The results also highlighted differences in performance across areas of clinical practice. Domains 2 and 3, interpret and analyse findings and develop an intervention plan, were consistent across all areas of practice, again supporting the idea that the skills of higher-level thinking and clinical reasoning are key to physiotherapy practice. In the area of neurological practice, candidates had significantly higher levels of underperformance in the first two domains, collect information and conduct an assessment, compared to musculoskeletal and cardiorespiratory practice. Assessments in musculoskeletal practice on the other hand had lower levels of underperformance in the last four domains, implement intervention, evaluate effectiveness, communication, and risk management. No previous data of similar high stakes physiotherapy assessments have been reported, so it is difficult to interpret and compare these findings. However, Australian students completing placements were found to have better scores in the area of musculoskeletal practice compared to cardiorespiratory and neurological practice [43]. This difference may be due to more rigid frameworks and clinical patterns involved in musculoskeletal assessment and treatment. Further research into the effect of area of practice on candidate performance and its impact on education and assessment may be beneficial.

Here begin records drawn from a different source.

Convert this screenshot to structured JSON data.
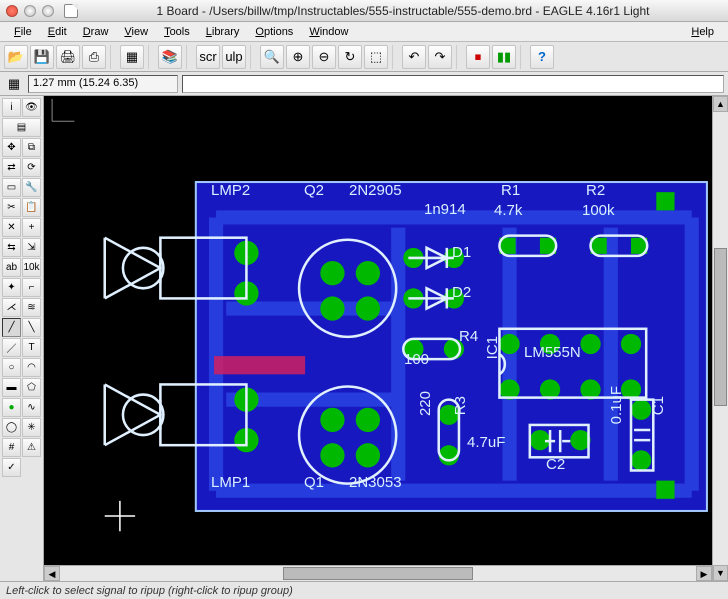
{
  "window": {
    "title": "1 Board - /Users/billw/tmp/Instructables/555-instructable/555-demo.brd - EAGLE 4.16r1 Light"
  },
  "menu": {
    "file": "File",
    "edit": "Edit",
    "draw": "Draw",
    "view": "View",
    "tools": "Tools",
    "library": "Library",
    "options": "Options",
    "window": "Window",
    "help": "Help"
  },
  "coords": "1.27 mm (15.24 6.35)",
  "status": "Left-click to select signal to ripup (right-click to ripup group)",
  "components": {
    "lmp2": "LMP2",
    "lmp1": "LMP1",
    "q2": "Q2",
    "q2val": "2N2905",
    "q1": "Q1",
    "q1val": "2N3053",
    "r1": "R1",
    "r1val": "4.7k",
    "r2": "R2",
    "r2val": "100k",
    "r3": "R3",
    "r3val": "4.7uF",
    "r3val2": "220",
    "r4": "R4",
    "r4val": "100",
    "d1": "D1",
    "d2": "D2",
    "dval": "1n914",
    "ic1": "IC1",
    "ic1val": "LM555N",
    "c1": "C1",
    "c1val": "0.1uF",
    "c2": "C2"
  }
}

Overall, this study found common areas of underperformance by overseas qualified physiotherapists in high-stakes clinical-based simulation assessments. This information can be used by educational institutions to aid the construction of targeted training, learning, and professional development opportunities to support internationally credentialled physiotherapists immigrating to Australia or countries with equivalent entry level training, such as the United States and Canada. The results may also be used to provide feedback to potential or previously unsuccessful candidates and entry level physiotherapists around areas that they may need to focus on to reach competency levels expected by the profession. More research is recommended into the common areas of underperformance (planning and prioritising for the specific patient, interpreting and implementing the information gathered, and selecting effective treatments and evaluating their effectiveness) to investigate if similar results would be found internationally. Additionally, research into fostering clinical reasoning and the acquisition of skills needed in the identified areas of weakness, may help shape the future training of physiotherapists to bridge any such gaps.

Limitations

This study was descriptive in nature, such that the results need to be considered carefully when attempting to generalise the findings to other populations and cannot be used to determine causality. Despite this, the findings align with previous research in other cohorts and contexts, strengthening our understanding of the areas that physiotherapists find challenging when demonstrating competency and trying to reach thresholds for practice. Due to the small sample size, this data may not be representative of the full breadth of overseas qualified physiotherapists. However, the percentage of exams failed in each area of practice, the failure percentage across the domains, and the number of candidates failing one, two, or three exams is consistent with the percentages observed in the entire cohort for the 2020–2021 financial year. This suggests our sample was representative of the typical candidate applying for assessment for suitability for Australian registration through the Standard Assessment Pathway.

Conclusion

This study identified that there are common factors in underperformance in a high-stakes clinical-based simulation assessment for international physiotherapists applying to practice in Australia. Clinical reasoning, including its relationship to selecting contextually appropriate patient treatment and assessment, is a substantial area for development, and is highly critical for safe and effective professional practice. Additional studies investigating the areas of underperformance within physiotherapy and why clinical reasoning skills may vary for international candidates are needed.